The nitrocellulose membranes were stripped by incubating in stripping buffer (1% SDS, 100 mm β-mercaptoethanol in TBS) for 30 minutes at room temperature and then washed in TBS at least six times. The nitrocellulose membrane was then used for reblotting with monoclonal mouse anti-Erk-1 (Transduction Laboratories), monoclonal mouse anti-actin (Santa Cruz Biotechnology), polyclonal goat anti-ErbB2, or polyclonal goat anti-EGFR.

Immunofluorescence Microscopy

Cells were grown on glass coverslips to subconfluence and serum-starved overnight.

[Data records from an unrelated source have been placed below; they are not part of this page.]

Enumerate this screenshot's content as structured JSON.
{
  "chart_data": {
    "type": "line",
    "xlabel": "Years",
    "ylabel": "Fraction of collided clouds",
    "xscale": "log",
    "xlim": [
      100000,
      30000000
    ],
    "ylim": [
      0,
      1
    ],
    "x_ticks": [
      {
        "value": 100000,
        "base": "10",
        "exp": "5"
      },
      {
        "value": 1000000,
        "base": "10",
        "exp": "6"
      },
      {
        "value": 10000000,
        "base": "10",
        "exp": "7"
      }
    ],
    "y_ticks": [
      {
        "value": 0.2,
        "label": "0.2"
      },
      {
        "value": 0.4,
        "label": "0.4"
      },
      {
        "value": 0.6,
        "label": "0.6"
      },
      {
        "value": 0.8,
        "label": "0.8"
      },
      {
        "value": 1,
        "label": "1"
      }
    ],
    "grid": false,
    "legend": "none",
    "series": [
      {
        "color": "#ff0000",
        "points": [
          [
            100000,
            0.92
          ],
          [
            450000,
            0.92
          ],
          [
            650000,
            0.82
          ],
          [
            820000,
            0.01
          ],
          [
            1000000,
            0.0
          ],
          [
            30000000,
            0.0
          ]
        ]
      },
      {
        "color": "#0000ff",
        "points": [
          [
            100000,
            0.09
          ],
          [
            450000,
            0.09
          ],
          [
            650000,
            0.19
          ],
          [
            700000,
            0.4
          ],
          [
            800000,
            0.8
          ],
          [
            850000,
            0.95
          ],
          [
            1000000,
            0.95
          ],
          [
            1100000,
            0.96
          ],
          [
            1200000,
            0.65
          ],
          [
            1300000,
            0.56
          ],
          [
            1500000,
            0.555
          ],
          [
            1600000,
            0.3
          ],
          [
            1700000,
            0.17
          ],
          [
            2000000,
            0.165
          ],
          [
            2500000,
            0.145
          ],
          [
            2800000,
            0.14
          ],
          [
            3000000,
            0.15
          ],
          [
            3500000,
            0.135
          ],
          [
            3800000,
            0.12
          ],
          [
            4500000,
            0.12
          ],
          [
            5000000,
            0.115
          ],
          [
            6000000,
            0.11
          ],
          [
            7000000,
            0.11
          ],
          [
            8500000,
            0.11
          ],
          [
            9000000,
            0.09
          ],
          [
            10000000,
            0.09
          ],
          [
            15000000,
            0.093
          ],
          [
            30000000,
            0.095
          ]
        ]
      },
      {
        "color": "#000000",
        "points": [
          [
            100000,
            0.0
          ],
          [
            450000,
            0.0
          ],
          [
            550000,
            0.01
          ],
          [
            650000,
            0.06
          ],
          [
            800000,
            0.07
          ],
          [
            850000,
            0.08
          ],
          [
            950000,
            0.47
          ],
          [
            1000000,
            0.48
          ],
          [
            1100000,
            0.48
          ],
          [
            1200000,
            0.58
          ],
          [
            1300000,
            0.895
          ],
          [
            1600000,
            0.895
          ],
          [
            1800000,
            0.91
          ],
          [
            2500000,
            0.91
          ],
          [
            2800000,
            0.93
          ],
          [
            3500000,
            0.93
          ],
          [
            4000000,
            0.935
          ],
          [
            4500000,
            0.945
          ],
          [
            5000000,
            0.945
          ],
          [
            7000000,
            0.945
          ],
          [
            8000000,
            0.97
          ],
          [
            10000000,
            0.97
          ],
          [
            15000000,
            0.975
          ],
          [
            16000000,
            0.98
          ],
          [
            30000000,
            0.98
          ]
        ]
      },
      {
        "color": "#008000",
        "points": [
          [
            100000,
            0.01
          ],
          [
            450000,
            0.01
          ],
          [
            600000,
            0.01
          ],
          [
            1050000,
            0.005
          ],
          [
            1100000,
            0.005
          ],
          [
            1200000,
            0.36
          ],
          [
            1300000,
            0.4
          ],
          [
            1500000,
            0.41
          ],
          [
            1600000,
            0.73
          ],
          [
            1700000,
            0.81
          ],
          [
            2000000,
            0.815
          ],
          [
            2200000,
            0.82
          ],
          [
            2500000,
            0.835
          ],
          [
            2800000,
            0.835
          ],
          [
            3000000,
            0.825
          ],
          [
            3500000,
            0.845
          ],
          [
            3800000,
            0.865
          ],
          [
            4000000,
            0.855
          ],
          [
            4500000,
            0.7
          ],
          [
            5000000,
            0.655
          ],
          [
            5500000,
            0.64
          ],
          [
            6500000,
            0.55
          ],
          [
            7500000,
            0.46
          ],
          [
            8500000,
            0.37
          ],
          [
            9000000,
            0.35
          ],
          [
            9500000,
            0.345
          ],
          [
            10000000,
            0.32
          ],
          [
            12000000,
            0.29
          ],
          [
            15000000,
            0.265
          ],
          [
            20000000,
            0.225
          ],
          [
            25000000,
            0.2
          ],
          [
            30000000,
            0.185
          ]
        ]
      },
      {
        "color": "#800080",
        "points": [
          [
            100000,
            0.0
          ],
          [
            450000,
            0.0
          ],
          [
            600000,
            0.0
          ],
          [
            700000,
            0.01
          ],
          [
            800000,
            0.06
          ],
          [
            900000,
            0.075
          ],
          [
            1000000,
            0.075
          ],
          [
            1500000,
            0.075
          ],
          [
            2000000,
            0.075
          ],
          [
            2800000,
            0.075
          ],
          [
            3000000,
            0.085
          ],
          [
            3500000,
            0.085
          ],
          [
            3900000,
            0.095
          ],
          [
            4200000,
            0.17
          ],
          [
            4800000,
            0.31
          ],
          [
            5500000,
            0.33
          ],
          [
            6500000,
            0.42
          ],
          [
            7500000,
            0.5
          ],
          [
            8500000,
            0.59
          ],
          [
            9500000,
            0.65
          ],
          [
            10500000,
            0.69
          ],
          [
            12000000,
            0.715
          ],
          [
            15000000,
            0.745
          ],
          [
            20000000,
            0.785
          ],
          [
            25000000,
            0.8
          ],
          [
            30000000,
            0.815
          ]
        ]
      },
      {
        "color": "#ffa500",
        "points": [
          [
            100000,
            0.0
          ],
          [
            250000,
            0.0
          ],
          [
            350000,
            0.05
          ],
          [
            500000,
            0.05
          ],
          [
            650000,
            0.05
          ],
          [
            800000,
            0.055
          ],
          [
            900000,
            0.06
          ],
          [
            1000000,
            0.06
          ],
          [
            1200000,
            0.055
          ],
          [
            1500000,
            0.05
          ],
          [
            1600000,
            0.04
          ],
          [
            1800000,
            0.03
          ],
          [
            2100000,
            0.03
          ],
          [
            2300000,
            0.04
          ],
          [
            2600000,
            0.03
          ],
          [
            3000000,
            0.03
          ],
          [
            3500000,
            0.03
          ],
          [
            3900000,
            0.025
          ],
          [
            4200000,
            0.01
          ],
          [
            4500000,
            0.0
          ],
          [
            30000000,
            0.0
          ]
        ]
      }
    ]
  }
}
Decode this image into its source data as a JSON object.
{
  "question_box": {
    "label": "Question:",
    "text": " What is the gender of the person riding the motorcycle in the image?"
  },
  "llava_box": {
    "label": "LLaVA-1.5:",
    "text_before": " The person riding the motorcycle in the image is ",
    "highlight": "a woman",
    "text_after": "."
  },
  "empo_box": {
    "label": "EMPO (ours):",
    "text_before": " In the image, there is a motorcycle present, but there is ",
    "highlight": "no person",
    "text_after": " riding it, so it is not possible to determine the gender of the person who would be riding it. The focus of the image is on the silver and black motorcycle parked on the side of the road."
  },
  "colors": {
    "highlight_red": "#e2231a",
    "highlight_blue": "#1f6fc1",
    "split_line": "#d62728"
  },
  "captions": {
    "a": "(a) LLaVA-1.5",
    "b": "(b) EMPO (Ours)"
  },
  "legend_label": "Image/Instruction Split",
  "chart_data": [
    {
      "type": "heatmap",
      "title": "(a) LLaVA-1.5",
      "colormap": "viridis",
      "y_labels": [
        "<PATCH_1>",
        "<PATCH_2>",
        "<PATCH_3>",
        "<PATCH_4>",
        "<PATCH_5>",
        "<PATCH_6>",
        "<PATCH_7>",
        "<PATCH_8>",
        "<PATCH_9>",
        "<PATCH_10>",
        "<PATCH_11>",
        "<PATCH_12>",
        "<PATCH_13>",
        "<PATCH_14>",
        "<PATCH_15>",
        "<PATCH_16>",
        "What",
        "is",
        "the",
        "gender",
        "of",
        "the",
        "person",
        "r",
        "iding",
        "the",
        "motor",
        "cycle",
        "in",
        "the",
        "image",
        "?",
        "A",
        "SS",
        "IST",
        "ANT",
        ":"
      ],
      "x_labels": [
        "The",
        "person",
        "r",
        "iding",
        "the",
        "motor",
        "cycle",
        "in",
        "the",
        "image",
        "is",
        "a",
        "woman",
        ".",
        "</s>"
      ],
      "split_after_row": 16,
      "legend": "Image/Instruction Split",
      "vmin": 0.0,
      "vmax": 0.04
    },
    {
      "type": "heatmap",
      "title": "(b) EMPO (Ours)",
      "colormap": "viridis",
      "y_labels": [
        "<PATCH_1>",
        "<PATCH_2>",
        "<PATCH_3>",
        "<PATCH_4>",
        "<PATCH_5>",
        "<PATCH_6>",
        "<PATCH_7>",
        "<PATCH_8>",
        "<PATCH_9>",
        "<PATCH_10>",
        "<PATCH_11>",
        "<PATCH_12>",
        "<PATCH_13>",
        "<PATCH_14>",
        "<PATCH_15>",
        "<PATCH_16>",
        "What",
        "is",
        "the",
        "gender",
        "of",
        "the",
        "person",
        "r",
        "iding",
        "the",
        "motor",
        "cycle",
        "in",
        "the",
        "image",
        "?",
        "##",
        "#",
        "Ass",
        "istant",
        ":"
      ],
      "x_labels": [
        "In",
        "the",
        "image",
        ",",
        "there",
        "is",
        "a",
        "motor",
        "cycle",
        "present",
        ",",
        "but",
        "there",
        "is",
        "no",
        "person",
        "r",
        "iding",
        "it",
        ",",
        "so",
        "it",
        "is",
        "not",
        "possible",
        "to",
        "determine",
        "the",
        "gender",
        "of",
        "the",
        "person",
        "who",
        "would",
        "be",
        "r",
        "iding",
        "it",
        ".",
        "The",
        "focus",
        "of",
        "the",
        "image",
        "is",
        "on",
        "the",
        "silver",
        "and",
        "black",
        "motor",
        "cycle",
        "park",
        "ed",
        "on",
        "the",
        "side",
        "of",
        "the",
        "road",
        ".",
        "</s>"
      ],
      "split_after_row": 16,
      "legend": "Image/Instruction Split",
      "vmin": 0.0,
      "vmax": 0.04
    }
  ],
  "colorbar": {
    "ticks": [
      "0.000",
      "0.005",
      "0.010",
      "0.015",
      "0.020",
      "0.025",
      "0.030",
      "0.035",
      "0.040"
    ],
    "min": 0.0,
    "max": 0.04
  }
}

The cells were treated with EGF (100 ng/ml) for the indicated times, fixed by incubation in cold methanol for 5 minutes, and then washed with PBS. The cells were then permeabilized by incubation in 0.2% Triton X-100 in PBS for 10 minutes and blocked by incubation in 3% BSA in PBS for 30 minutes. The cells were incubated with polyclonal goat anti-EGFR antibody at room temperature for 1 hour. The coverslips were washed three times with PBS and then incubated with donkey anti-goat IgG conjugated with rhodamine. For detection of GFP-dependent fluorescence, the transiently transfected cells were fixed by incubation in cold methanol for 5 minutes and then washed with PBS. Samples were visualized under an oil immersion lens using a Zeiss Axiophot fluorescence microscope (Carl Zeiss, Gottinger, Germany) and digital images captured using Northern Eclipse computer software.